Why
Lawyers Are Liars
Apparently, It's All In a Life's Work
By Michael Kinsley
Friday, January 20, 2006; A17
As a loyal member -- well, as a member -- of the District of Columbia
Bar, I am aware of the tension between advocacy and honesty. But until
the recent controversies over Supreme Court nominees, I was unaware of
the scope and depth of my professional obligation to avoid telling the
truth. It apparently spans an entire career in the law.
Suppose you start your career as a Supreme Court law clerk. Chief
Justice John Roberts clerked for his predecessor, William Rehnquist,
who had clerked for Justice Robert Jackson in 1954, the year of Brown
v. Board of Education . Rehnquist wrote Jackson a memo saying, "I think
Plessy v. Ferguson [the precedent upholding racial segregation] was
right and should be re-affirmed." Asked about this at his own
confirmation hearings, Rehnquist said he was just writing what Jackson
might say if Jackson favored upholding racial segregation, which
Jackson did not and neither did Rehnquist, according to Rehnquist. This
established the principle that you don't need to really believe
anything you write as a Supreme Court clerk. The only alternative
principle would be that Rehnquist was against Brown and a liar to boot.
So life goes on, and now you're a young lawyer applying for a job.
Let's say you're in the Justice Department, and you want a promotion to
deputy assistant attorney general. It's 1985, you're Sam Alito, and
Ronald Reagan is president. You write that "the Constitution does not
protect a right to an abortion," and you tout your past efforts to
overturn Roe v. Wade . You say this is work "in which I personally
believe very strongly." A non-lawyer might leap from this to the
conclusion that in 1985, at least, Alito opposed abortion and wanted to
overturn Roe . But that is not the case at all. He told skeptical
Democrats 20 years later that he was just "seeking a job." The scope of
this "seeking a job" exception to the general obligation to tell the
truth is not clear. Does it, for example, cover a nominee "seeking a
job" as a Supreme Court justice?
Even when not seeking a job, it appears that Justice Department lawyers
have responsibilities far weightier than telling the truth. Roberts
also served in the Reagan Justice Department and wrote briefs taking
the conservative side on a variety of hot issues such as abortion. He
signed a brief declaring that Roe v. Wade was "wrongly decided and
should be overruled." But, as the conservative Committee for Justice
reassured liberals during Roberts's confirmation, "Roberts, as one of
several attorneys on the brief for the government, was simply arguing
the position of the United States, his client." Alito, in a similar
job, described himself as a "line attorney," invoking an image of
lawyers along a conveyor belt, tightening an argument here and adding a
precedent there to whatever legal and moral claptrap came along.

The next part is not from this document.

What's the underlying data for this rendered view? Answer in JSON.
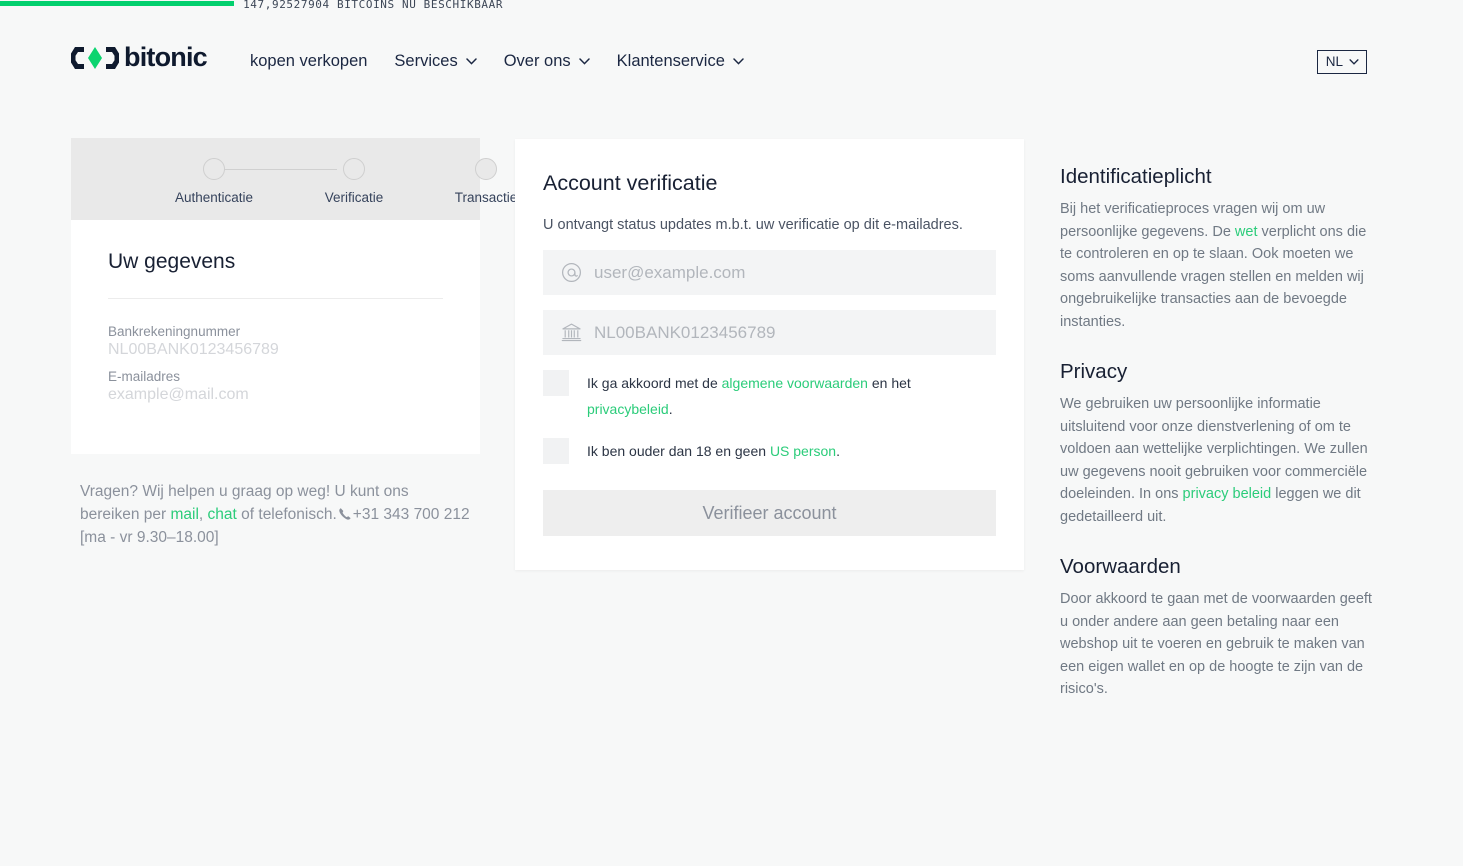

Legal briefs filed for a client are one thing, but internal memos to a
client are another. Or so you might think. But I'm afraid not.
Roberts's defenders -- his defenders -- insisted during his
confirmation that memos he wrote to his boss when he worked in the
White House itself should not be taken seriously as a reflection of his
true beliefs. The memos gave the appearance of urging the Reagan
administration to take a more conservative line on issues such as
school prayer and employment discrimination. But White House press
secretary Scott McClellan revealed that these were actually Reagan's
views already. "I think what those files show is a young White House
staffer helping to provide legal analysis in support of the president's
agenda, President Reagan's agenda." In other words, Roberts supplied
reasons for views Reagan already held. Roberts was just a repairman,
fixing views he didn't necessarily own.
When do lawyers become free to have their own agenda and say what they
really think? Not when they leave the government and enter private
practice. Roberts told the Senate Judiciary Committee that "the
positions a lawyer presents on behalf of a client should not be
ascribed to that lawyer." While true, this is a point that does not
bear excessive emphasis. If the average potential juror knew that
lawyers actually take pride in not believing what they say it could
wreck the whole system.
What if that practicing lawyer should be appointed as a judge? Alito
warned senators not to assume that the decisions of a lower federal
court reflect a judge's true beliefs, because lesser judges are bound
by rulings of the Supreme Court. And if that lower-court judge is
nominated to join the Supremes? We all know that in the confirmation
process, etiquette, if not ethics, requires evasion, if not outright
lying, because to reveal any actual legal view would amount to
"prejudging" potential cases.
And, finally, even Supreme Court justices are bound to some extent by
the doctrine of stare decisis , which is the judicial equivalent of
papal infallibility. Rulings lose the mystical authority they depend on
when people start to get the idea they can be reversed at will. The
actual power of stare decisis in restraining Supreme Court justices
from saying and doing what they believe is unclear. The capstone
untruth of a successful legal career is promising, under stare decisis
, to suppress your true beliefs more than you really will.